Moreover, the appellate court observed that the “claimant's condition was not a gradual deterioration of his mental processes brought on by a variety of factors but a single, work-related event.” Id. ¶ 42. Dr. McManus, who examined the claimant, concluded that the claimant had “feelings of guilt about the fire and felt the burden of responsibility for Carey's death because of his command role.” Id.

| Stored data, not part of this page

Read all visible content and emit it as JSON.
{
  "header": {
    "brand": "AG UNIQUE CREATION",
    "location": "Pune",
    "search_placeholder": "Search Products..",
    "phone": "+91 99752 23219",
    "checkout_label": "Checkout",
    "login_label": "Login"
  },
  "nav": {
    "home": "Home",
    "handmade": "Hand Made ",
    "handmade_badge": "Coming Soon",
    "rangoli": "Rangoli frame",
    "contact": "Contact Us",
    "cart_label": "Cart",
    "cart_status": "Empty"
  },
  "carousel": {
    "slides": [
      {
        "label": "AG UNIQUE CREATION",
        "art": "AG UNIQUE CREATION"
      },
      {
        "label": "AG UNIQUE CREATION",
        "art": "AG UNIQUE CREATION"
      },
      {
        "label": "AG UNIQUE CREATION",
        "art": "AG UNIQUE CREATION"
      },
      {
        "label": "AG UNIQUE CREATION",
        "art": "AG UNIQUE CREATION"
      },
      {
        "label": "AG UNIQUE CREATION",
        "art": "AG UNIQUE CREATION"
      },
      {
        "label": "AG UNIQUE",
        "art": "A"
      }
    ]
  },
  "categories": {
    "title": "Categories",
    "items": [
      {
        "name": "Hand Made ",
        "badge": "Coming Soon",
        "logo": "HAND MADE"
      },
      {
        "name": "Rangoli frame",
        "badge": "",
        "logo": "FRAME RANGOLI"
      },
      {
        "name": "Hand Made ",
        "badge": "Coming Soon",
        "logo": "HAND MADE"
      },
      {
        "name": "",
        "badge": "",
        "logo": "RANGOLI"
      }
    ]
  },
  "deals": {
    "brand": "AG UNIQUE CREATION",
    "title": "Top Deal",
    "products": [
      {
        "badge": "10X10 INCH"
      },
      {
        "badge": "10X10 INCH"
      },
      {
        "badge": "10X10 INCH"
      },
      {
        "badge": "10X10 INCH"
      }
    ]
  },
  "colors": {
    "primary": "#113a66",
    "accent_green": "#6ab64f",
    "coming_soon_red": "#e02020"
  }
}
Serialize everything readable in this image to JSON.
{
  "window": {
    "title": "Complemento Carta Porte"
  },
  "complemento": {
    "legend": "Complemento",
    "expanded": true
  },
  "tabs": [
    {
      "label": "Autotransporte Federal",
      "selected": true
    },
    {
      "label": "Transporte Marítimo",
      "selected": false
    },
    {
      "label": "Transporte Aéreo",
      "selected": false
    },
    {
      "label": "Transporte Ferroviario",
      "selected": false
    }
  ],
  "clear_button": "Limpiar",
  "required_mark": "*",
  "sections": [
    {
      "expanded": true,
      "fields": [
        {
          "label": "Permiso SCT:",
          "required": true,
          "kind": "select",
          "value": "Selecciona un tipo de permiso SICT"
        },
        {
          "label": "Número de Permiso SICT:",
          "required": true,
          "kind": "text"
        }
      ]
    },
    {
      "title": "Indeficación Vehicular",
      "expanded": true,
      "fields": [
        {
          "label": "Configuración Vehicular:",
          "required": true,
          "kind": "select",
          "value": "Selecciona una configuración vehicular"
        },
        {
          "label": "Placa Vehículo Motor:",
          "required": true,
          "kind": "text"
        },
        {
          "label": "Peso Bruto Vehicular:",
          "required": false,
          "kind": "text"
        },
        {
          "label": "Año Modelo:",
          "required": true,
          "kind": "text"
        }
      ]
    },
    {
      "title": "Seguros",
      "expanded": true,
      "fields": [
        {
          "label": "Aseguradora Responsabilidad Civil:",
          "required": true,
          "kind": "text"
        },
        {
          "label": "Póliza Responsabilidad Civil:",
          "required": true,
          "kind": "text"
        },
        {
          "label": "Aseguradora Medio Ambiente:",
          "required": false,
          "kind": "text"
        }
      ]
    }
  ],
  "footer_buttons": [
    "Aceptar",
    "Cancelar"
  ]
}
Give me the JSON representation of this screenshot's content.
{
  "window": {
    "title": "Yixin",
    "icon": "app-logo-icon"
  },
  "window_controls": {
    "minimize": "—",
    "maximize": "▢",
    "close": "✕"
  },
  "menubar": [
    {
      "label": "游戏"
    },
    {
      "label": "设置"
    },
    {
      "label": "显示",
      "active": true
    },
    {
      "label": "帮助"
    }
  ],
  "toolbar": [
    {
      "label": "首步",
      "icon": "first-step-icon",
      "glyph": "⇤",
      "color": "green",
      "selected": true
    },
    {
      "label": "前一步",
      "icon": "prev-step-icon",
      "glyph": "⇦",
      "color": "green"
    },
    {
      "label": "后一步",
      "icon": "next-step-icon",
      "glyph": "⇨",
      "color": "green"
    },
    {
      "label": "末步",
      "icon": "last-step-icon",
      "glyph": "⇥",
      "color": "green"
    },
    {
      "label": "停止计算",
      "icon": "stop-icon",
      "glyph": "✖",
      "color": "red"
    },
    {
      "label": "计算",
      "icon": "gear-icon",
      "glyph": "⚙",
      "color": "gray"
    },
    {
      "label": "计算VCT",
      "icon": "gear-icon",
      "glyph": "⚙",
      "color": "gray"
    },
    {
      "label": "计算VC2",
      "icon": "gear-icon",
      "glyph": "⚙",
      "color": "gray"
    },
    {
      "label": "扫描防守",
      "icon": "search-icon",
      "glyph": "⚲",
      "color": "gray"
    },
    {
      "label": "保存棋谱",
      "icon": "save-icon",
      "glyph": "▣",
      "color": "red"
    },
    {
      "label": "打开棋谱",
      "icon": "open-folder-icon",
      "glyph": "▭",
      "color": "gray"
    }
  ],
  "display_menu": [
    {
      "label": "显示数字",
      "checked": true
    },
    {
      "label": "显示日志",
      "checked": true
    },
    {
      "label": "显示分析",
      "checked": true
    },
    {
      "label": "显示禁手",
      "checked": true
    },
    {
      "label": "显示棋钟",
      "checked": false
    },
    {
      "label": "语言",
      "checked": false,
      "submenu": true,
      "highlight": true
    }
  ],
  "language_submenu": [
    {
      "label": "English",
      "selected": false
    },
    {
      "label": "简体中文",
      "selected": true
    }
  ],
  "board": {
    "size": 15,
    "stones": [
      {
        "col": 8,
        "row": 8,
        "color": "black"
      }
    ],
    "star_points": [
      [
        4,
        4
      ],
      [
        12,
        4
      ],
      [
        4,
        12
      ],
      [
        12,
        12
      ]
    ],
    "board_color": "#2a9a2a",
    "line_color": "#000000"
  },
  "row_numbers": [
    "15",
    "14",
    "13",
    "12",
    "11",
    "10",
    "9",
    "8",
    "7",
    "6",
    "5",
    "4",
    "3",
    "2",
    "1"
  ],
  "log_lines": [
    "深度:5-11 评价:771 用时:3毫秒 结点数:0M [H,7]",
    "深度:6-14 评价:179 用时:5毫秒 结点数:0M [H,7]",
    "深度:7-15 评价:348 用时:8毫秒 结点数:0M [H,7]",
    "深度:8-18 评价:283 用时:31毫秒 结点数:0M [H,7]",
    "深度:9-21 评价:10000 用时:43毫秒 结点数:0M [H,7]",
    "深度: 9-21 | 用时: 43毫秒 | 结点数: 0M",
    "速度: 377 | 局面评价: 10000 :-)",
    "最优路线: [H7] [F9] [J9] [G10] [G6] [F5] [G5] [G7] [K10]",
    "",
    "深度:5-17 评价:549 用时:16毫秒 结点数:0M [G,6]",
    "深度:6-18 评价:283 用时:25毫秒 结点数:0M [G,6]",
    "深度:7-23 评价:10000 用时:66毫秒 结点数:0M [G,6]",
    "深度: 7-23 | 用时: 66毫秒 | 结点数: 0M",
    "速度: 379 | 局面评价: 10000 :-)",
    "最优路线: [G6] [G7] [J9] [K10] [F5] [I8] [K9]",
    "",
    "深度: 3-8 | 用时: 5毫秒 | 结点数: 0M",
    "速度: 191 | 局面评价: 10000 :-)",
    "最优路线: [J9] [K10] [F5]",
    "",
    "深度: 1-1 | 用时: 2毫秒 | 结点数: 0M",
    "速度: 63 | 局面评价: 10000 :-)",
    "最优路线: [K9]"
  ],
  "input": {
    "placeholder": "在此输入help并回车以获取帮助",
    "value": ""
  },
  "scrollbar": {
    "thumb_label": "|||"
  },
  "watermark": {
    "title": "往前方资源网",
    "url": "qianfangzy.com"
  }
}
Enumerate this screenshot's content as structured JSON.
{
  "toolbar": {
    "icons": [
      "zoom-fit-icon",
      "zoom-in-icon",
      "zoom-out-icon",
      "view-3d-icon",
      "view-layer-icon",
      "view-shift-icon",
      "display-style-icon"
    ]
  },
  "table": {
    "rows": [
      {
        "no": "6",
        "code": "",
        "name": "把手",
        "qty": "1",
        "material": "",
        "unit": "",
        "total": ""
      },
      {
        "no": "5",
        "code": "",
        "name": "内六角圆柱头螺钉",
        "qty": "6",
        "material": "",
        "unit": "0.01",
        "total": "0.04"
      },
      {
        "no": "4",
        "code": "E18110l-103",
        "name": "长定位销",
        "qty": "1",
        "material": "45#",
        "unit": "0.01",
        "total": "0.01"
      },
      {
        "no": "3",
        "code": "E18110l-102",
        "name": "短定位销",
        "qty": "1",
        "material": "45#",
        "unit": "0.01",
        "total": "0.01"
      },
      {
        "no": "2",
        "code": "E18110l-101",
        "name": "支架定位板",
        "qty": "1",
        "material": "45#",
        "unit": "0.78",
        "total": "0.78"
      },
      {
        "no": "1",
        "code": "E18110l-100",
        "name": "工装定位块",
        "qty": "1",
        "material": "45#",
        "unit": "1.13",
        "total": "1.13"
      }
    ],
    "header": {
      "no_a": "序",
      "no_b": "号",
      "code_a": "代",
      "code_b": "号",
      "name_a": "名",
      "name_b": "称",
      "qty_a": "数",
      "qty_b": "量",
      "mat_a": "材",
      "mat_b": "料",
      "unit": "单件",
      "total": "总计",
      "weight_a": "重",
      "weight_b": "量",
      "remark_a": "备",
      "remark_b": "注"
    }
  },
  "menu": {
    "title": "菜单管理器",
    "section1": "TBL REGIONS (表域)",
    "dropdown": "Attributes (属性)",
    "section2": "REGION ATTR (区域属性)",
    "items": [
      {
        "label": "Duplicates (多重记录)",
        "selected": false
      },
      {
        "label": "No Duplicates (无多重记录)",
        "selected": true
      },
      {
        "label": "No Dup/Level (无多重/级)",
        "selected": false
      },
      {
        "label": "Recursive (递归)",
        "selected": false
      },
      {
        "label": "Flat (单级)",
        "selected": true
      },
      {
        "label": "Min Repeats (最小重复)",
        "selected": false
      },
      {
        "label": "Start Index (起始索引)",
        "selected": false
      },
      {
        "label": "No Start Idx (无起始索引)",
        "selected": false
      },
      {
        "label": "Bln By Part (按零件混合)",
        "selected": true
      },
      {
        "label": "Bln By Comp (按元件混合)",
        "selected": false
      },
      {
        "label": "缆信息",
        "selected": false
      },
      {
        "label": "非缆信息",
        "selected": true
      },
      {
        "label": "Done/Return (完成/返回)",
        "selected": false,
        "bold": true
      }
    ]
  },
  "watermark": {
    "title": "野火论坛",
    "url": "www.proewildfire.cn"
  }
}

The court also focused on the employer’s actions immediately following the accident, finding they supported a compensable claim. The appellate court noted:
The employer's actions following the March 30, 2010, fire indicate that it believed the first responders suffered a sudden, severe, emotional shock of greater dimension than emotional strain and tension all employees experience from worry, anxiety, pressure and overwork. Due to the traumatic nature of the event, all first responders returned to the station for critical incident debriefing. For the first time in the history of the fire department, the department ceased performing fire suppression and emergency medical service operations and referred all calls to mutual aid companies for a period of approximately ten days. This decision was made by Chief Grabowski and Deputy Chief Johnson after consultation with Dr. McManus. The defendant was not permitted to return to work until cleared by Dr. McManus who the employer hired to treat firefighters involved in the March 30, 2010, fire.
Id. ¶ 47.
The court’s decision in Moran is a departure from a line of cases such as Diaz v. Illinois Workers’ Compensation Comm’n, 2013 IL App (2d) 120294WC, and Pathfinder Co. v. Industrial Comm’n, 62 Ill. 2d 556 (1976), which held that highly stressful situations, such as the death of a colleague, can be anticipated in the normal course of work for firefighters and police officers. This case is also important because it allowed for recovery for an individual who did not personally witness the death of his colleague and because the court looked, at least in some sense, to the employer’s actions following the accident in determining whether the incident constituted a traumatic accident.